I have it my review http://lumberjocks.com/reviews/615
for my setup I totally removed the lover guide


----------



## reggiek

Thanks for the review…and reviews (GaryCN). I've had one sitting on the shelf by my bandsaw (got it from a guy that sold his bandsaw and the purchaser didnt want the additional stabilizer (thought it was the same as the installed ones). When I was looking for a scroller or sabre saw - my friend offered the Carter - I din't know that much about the Carter so Instead I got a sabre saw and used that. Now I will have to give the Carter a try when I make my next bandsaw box.
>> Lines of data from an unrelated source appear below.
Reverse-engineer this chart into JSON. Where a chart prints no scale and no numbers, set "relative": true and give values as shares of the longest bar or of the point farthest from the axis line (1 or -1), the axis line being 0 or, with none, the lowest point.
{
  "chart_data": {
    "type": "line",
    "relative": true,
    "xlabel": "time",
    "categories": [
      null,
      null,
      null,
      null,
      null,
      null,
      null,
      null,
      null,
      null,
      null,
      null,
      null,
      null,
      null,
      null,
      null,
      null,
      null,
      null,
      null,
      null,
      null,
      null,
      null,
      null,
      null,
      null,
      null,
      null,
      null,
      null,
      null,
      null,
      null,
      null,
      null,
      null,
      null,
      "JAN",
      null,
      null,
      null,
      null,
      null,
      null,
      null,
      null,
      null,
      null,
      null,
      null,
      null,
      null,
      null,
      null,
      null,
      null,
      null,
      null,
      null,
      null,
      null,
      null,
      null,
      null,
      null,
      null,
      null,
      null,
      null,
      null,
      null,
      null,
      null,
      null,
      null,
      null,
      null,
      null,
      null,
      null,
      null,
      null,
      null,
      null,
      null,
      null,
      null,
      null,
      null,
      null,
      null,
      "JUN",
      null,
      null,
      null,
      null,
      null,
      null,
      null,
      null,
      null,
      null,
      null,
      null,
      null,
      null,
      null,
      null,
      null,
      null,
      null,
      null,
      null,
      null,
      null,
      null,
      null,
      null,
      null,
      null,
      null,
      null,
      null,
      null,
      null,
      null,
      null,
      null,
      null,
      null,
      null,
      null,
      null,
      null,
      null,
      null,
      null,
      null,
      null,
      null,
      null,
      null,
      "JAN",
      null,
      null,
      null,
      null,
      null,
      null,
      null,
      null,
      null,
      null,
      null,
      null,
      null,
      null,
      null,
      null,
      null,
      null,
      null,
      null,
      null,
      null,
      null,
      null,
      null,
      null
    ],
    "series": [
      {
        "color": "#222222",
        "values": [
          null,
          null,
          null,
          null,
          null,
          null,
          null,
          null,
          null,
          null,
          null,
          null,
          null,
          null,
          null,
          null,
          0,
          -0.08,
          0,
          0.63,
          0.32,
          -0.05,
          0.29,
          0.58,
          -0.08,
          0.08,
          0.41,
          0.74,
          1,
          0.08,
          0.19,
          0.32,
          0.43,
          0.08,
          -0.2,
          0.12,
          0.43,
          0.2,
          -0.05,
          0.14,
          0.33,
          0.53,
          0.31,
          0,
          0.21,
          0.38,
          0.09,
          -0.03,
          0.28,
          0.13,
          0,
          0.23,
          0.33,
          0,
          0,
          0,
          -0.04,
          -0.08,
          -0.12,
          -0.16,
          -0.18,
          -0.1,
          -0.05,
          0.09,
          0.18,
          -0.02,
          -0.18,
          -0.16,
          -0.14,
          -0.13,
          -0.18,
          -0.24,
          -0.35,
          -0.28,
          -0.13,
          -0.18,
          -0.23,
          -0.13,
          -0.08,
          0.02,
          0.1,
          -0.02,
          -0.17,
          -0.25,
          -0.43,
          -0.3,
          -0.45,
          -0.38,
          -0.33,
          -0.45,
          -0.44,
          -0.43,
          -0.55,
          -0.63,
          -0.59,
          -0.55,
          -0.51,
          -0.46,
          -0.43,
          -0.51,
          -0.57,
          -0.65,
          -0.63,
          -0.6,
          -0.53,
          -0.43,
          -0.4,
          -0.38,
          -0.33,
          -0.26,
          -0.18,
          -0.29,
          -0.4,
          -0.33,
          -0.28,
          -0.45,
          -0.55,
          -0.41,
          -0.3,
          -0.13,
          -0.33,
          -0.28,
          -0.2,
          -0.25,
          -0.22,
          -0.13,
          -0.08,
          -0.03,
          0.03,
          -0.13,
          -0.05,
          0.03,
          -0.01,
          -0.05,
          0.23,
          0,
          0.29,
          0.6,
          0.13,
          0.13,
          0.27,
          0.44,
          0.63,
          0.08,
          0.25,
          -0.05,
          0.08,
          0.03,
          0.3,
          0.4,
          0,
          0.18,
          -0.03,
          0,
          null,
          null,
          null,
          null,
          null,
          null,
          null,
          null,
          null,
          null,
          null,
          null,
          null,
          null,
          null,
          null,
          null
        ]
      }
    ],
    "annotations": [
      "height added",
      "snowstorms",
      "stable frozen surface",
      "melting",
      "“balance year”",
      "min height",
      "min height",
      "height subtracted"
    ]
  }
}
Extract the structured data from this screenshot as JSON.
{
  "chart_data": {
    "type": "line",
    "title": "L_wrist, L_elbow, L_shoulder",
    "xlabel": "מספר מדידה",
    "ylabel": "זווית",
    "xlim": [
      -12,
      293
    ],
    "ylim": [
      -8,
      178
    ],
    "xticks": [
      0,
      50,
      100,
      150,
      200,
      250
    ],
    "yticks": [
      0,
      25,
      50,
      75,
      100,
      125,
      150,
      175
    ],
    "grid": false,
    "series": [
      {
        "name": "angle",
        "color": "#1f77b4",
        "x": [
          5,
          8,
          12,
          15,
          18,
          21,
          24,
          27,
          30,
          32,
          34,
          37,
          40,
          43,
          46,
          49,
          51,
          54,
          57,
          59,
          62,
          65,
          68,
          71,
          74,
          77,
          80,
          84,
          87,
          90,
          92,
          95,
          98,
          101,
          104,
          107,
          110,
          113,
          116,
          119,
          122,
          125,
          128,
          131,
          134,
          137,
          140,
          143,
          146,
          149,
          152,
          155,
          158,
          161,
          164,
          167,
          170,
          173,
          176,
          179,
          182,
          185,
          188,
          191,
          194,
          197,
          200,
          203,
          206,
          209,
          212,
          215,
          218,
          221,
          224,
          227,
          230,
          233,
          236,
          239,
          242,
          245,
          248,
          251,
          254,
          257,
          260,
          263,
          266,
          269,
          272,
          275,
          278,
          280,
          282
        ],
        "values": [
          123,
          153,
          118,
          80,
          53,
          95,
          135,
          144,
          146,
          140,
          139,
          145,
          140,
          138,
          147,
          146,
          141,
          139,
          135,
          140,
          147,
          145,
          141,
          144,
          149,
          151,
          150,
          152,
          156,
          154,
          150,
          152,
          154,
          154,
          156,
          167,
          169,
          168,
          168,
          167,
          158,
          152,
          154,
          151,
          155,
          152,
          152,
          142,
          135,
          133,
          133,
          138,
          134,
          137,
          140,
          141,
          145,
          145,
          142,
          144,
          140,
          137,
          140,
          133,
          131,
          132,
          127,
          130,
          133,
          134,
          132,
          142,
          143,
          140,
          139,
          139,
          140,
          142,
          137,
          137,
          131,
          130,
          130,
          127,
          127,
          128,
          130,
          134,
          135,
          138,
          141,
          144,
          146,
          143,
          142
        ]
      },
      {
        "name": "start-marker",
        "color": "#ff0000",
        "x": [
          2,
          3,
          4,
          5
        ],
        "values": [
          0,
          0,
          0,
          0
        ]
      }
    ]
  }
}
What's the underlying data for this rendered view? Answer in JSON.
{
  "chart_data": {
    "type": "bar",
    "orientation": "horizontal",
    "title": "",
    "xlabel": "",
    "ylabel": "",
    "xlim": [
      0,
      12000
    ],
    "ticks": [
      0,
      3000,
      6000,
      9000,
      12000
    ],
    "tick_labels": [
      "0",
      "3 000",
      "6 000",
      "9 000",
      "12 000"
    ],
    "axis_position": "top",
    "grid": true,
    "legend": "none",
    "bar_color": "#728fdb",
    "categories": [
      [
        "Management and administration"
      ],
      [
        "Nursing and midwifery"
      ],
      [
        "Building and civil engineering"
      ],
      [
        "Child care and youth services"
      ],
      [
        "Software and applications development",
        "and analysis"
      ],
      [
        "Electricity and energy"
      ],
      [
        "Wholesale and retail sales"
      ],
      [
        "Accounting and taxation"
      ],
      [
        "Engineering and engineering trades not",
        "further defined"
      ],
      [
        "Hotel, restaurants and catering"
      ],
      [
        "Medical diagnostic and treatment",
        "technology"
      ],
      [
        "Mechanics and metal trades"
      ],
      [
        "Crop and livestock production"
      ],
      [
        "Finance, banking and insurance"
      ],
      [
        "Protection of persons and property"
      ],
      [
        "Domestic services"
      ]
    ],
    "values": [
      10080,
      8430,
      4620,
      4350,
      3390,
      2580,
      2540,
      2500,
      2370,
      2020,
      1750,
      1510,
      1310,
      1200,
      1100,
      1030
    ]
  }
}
I will have to get a thinner blade then the current woodslicer I have on it now though.


----------



## blackcherry

You can but really no need to since the lower guide are lock of contact. Per instructor/inventor/ Carter Demo


----------



## araldite

Very cool. I'm going to have to look into this more.


----------



## a1Jim

thanks good review and tip


----------



## ratchet

Thanks for the review. I've been considering this purchase lately.
The photo you posted showed a nice gentle curve through what appears to be be softer wood (pine or soft maple possibly) . IMHO, almost any decent bandsaw (that's setup properly) can make that cut. Do you have any experience/pics cutting a really tight curve in thick hardwood using the stabilizer? 
Again thanks for taking the time to do this review.


----------



## blackcherry

Helllo ratchet,what appears to be is not soft , bird eye maple, and purple heart, cherry and ash were the box that were recently posted. I also used some soft curly. I think of gluing up some rosewood and bird eye for the nexts go around and I will post some pic's. Stay turn and we will put the stablizer through its worth…thanks for viewing…Blkcherry


----------



## richgreer

As a follow up - - I find the idea of installing the Carter Stabilizer to do intricate and then removing it and reinstalling my conventional guides for resawing to be too much hassle. I switch from intricate work to resawing and back often. Therefore, I have brought my Shopsmith bandsaw out of retirement. It is set up with a Carter stabilizer and my 18" Jet is now used exclusively as a resaw machine. As an FYI, for smaller stuff, the Shopsmith bandsaw is a pretty good tool.


----------



## patron

i just got the carter full set up ( not the stabilizer ) ,
for my mini-max s-45 18" band saw ,
it is like night and day ,
all my cuts are perfect !

when i finish cleaning the shop ,
i will re-saw some rosewood ,
i expect it will be a joy !


----------



## blackcherry

I would love to have two band saw for this reason, it take me roughly 5 min. from resaw to stabilizer and a little longer the other way due to realignment of the guides. I do try and plan ahead to have all re-sawing done before hand and then istallthe stabilizer. Just a note I recently purchase a brand new stabilizer on ebay for only 19.00, I payed 57 dollars at Woodcraft for the one I previously bought. It sure dose pay off to surf for bargains.


----------